Our view is in accordance with the general rule as stated in 1 Restatement of the Law of Trusts, Sec. 228 (f). It is there said:

"f. Terms of the trust. By the terms of the trust the requirement of diversification may be dispensed with. This may be either by a mandatory direction to the trustee to invest the whole or a specified part of the trust property in a particular security or type of security, or by permission to the trustee so to do. In the case of a mandatory direction the trustee is not liable for making investments in accordance therewith, except as provided by Secs. 165-167. In the case of a permission to the trustee, he is not liable for making investments in accordance therewith unless he abuses the discretion conferred upon him by the terms of the trust (see Sec. 187), or fails to act with prudence (see Sec. 227)."

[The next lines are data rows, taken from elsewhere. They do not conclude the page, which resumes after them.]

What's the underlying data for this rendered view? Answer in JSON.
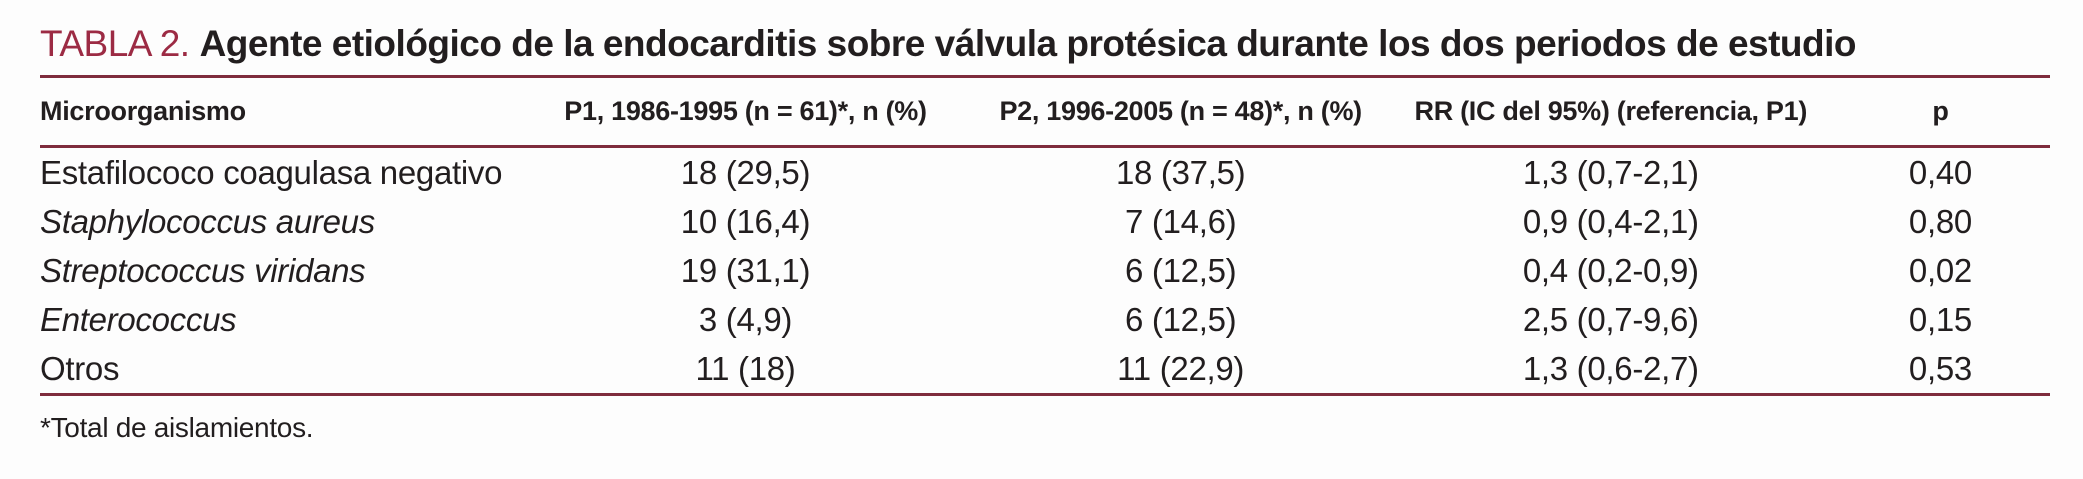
{
  "colors": {
    "title_accent": "#9c2b44",
    "rule": "#7f2c3d",
    "text": "#221e1f",
    "background": "#fdfdfd"
  },
  "title": {
    "label": "TABLA 2.",
    "text": "Agente etiológico de la endocarditis sobre válvula protésica durante los dos periodos de estudio"
  },
  "table": {
    "columns": [
      "Microorganismo",
      "P1, 1986-1995 (n = 61)*, n (%)",
      "P2, 1996-2005 (n = 48)*, n (%)",
      "RR (IC del 95%) (referencia, P1)",
      "p"
    ],
    "rows": [
      {
        "microorganismo": "Estafilococo coagulasa negativo",
        "italic": false,
        "p1": "18 (29,5)",
        "p2": "18 (37,5)",
        "rr": "1,3 (0,7-2,1)",
        "p": "0,40"
      },
      {
        "microorganismo": "Staphylococcus aureus",
        "italic": true,
        "p1": "10 (16,4)",
        "p2": "7 (14,6)",
        "rr": "0,9 (0,4-2,1)",
        "p": "0,80"
      },
      {
        "microorganismo": "Streptococcus viridans",
        "italic": true,
        "p1": "19 (31,1)",
        "p2": "6 (12,5)",
        "rr": "0,4 (0,2-0,9)",
        "p": "0,02"
      },
      {
        "microorganismo": "Enterococcus",
        "italic": true,
        "p1": "3 (4,9)",
        "p2": "6 (12,5)",
        "rr": "2,5 (0,7-9,6)",
        "p": "0,15"
      },
      {
        "microorganismo": "Otros",
        "italic": false,
        "p1": "11 (18)",
        "p2": "11 (22,9)",
        "rr": "1,3 (0,6-2,7)",
        "p": "0,53"
      }
    ]
  },
  "footnote": "*Total de aislamientos."
}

The trustees by their petition requested the court to determine "whether (1) under the provisions of the will, and under all the circumstances, they were required to sell and dispose of any portion of the stock of the International Shoe Company held by them as aforesaid; and (2) whether they would be guilty of any breach of legal duty or abuse of discretion in continuing to hold all of said stock." The trial court by its decree, answered said questions as follows:

"It is the judgment of the court that under the facts and the law herein said trustees would be guilty both of a breach of legal duty and also an abuse of discretion if they should continue to hold all the aforesaid stock of the International Shoe Company in its present proportion to the total corpus of the estate."

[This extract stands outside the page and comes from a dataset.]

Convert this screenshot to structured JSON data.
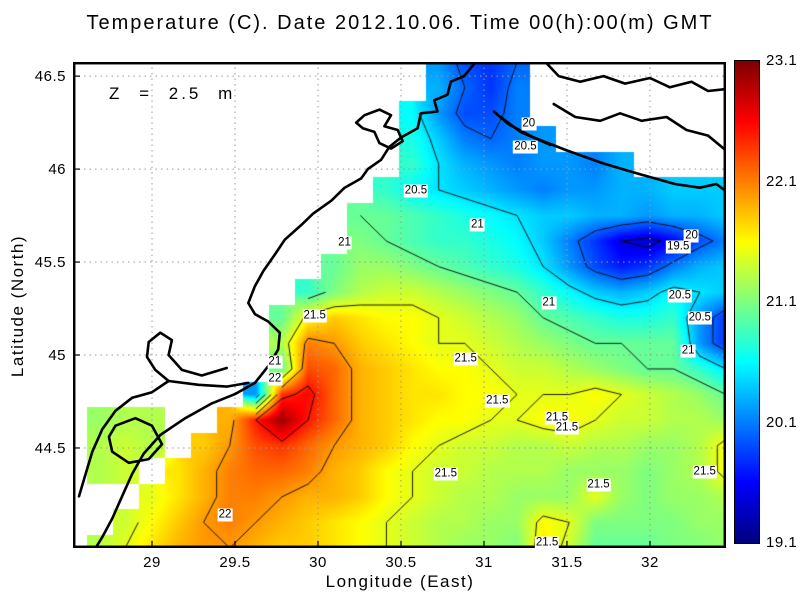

The basis of the court's ruling was that a trustee is under a duty as a matter of law to diversify the investments of his trust estate, and *721 that the language of the Warmack will did not relieve the trustees in the case at bar from that duty.

The court erred. The court should have advised the trustees that under the terms of the will they were not required to sell and dispose of any portion of the stock of the International Shoe Company unless it appeared to them that said stock was not such an investment as a prudent man would make, having primarily in view the preservation of the estate, and the amount and regularity of the income to be derived. [Rand v. McKittrick,346 Mo. 466, 142 S.W.2d 29; St. Louis Union Trust Co. v. Toberman,235 Mo. App. 559, 140 S.W.2d 68; Fairleigh v. Fidelity Nat. Bank Trust Co. of Kansas City, 335 Mo. 360, 73 S.W.2d 248.] In determining this matter, the question of diversification need not be ignored, but it is not a controlling factor. The whole thing rests within the sound discretion of the trustees. They alone can exercise it. They cannot shift the duty to the Court. The Court can interfere only where there is an abuse of that discretion.

It is next urged that the allowance of $6,500.00 as a fee to John L. Gilmore is excessive. Considering the amount of work performed by Mr. Gilmore, the size of the trust estate, and the question of law involved, we are of the opinion that the allowance is not excessive.

The judgment of the trial court is reversed, and the cause is remanded with directions to the trial court to enter a new judgment in conformity with the views herein expressed. Hughes,P.J., and McCullen, J., concur.